Many investment contracts contain a discretionary participation feature in which the contract holder has a contractual right to receive
additional benefits as a supplement to guaranteed benefits. These are referred to as participating contracts and are measured according
to the methodology and group practice for long-term business liabilities as described in note 35. They are not measured at fair value
as there is currently no agreed definition of fair valuation for discretionary participation features under IFRS. In the absence of such a
definition, it is not possible to provide a range of estimates within which a fair value is likely to fall. The IASB has deferred consideration
of participating contracts to Phase II of its insurance contracts project.
For participating business, the discretionary participation feature is recognised separately from the guaranteed element and is classified
as a liability, referred to as unallocated distributable surplus.

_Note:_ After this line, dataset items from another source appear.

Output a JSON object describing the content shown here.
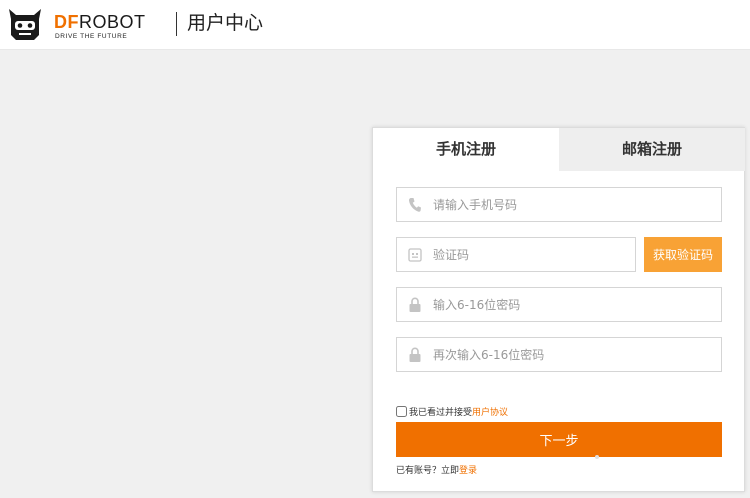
{
  "header": {
    "brand_df": "DF",
    "brand_robot": "ROBOT",
    "tagline": "DRIVE THE FUTURE",
    "title": "用户中心"
  },
  "tabs": [
    {
      "label": "手机注册",
      "active": true
    },
    {
      "label": "邮箱注册",
      "active": false
    }
  ],
  "form": {
    "phone_placeholder": "请输入手机号码",
    "code_placeholder": "验证码",
    "get_code_label": "获取验证码",
    "password_placeholder": "输入6-16位密码",
    "password_confirm_placeholder": "再次输入6-16位密码",
    "agree_text": "我已看过并接受",
    "agreement_link": "用户协议",
    "next_label": "下一步",
    "have_account_text": "已有账号？立即",
    "login_link": "登录"
  },
  "colors": {
    "accent": "#f07000",
    "get_code_button": "#f8a235",
    "page_background": "#f0f0f0"
  },
  "icons": [
    "robot-logo-icon",
    "phone-icon",
    "code-icon",
    "lock-icon",
    "lock-icon"
  ]
}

Guarantees on long-term investment products are discussed in note 38.
Investment contracts that do not contain a discretionary participation featureare referred to as non-participating contracts and the liability
is measured at either fair value or amortised cost.

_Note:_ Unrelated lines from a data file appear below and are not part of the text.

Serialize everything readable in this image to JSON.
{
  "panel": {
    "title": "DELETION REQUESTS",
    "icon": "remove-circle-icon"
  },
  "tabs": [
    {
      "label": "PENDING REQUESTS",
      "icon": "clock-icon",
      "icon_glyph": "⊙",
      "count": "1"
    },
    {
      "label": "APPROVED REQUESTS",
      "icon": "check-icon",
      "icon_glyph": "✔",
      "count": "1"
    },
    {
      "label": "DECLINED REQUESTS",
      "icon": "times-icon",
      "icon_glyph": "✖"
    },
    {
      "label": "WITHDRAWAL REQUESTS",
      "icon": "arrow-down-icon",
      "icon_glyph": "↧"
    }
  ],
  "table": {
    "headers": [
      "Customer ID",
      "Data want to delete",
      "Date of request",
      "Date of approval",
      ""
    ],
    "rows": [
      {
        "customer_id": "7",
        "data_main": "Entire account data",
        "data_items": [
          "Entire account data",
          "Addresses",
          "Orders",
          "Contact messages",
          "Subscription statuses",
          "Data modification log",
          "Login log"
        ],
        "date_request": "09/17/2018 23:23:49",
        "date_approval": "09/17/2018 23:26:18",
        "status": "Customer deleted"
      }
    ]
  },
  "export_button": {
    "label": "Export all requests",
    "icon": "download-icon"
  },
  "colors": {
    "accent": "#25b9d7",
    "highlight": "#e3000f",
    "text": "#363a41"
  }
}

Most non-participating investment contracts measured at fair value are unit-linked in structure and the fair value liability is equal to
the unit reserve plus additional non-unit reserves if required on a fair value basis. For this business, a deferred acquisition cost asset
and deferred income reserve liability are recognised in respect of transaction costs and front-end fees respectively, that relate to the
provision of investment management services, and which are amortised on a systematic basis over the contract term. The amount
of the related deferred acquisition cost asset is shown in note 25 and the deferred income liability is shown in note 45.

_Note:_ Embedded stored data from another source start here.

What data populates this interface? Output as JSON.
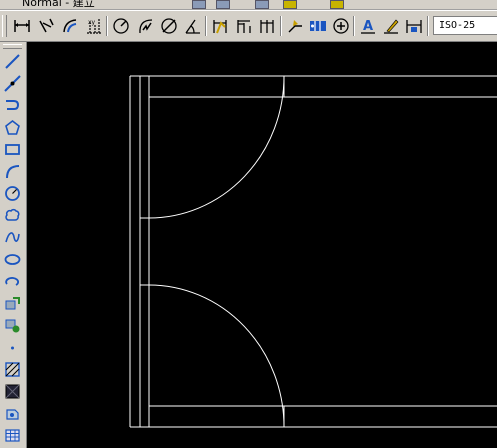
{
  "top_strip": {
    "layer_label": "Normal - 建立"
  },
  "dim_toolbar": {
    "buttons": [
      "linear-dimension-icon",
      "aligned-dimension-icon",
      "arc-length-icon",
      "ordinate-dimension-icon",
      "radius-dimension-icon",
      "jogged-dimension-icon",
      "diameter-dimension-icon",
      "angular-dimension-icon",
      "quick-dimension-icon",
      "baseline-dimension-icon",
      "continue-dimension-icon",
      "quick-leader-icon",
      "tolerance-icon",
      "center-mark-icon",
      "dimension-edit-icon",
      "dimension-text-edit-icon",
      "dimension-update-icon"
    ],
    "dim_style": "ISO-25"
  },
  "draw_toolbar": {
    "tools": [
      "line-icon",
      "construction-line-icon",
      "polyline-icon",
      "polygon-icon",
      "rectangle-icon",
      "arc-icon",
      "circle-icon",
      "revision-cloud-icon",
      "spline-icon",
      "ellipse-icon",
      "ellipse-arc-icon",
      "insert-block-icon",
      "make-block-icon",
      "point-icon",
      "hatch-icon",
      "gradient-icon",
      "region-icon",
      "table-icon"
    ]
  },
  "drawing": {
    "description_entities": "door-plan-lines",
    "stroke_color": "#ffffff",
    "background": "#000000"
  }
}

In the United States, funding agreements consist of one to ten year fixed rate contracts. These contracts may not be cancelled by the
holders unless there is a default under the agreement, but may be terminated by Aviva at any time. The weighted average interest rates
for fixed-rate and floating-rate funding agreements in 2006 were5.07% and 5.55%, respectively. The funding agreements are measured
at fair value equal to the present value of contractual cash flows.
There is a small volume of annuity certain business for which the liability is measured at amortised cost using the effective interest method.
The fair value of contract liabilities measured at amortised cost is not materially different from the amortised cost liability.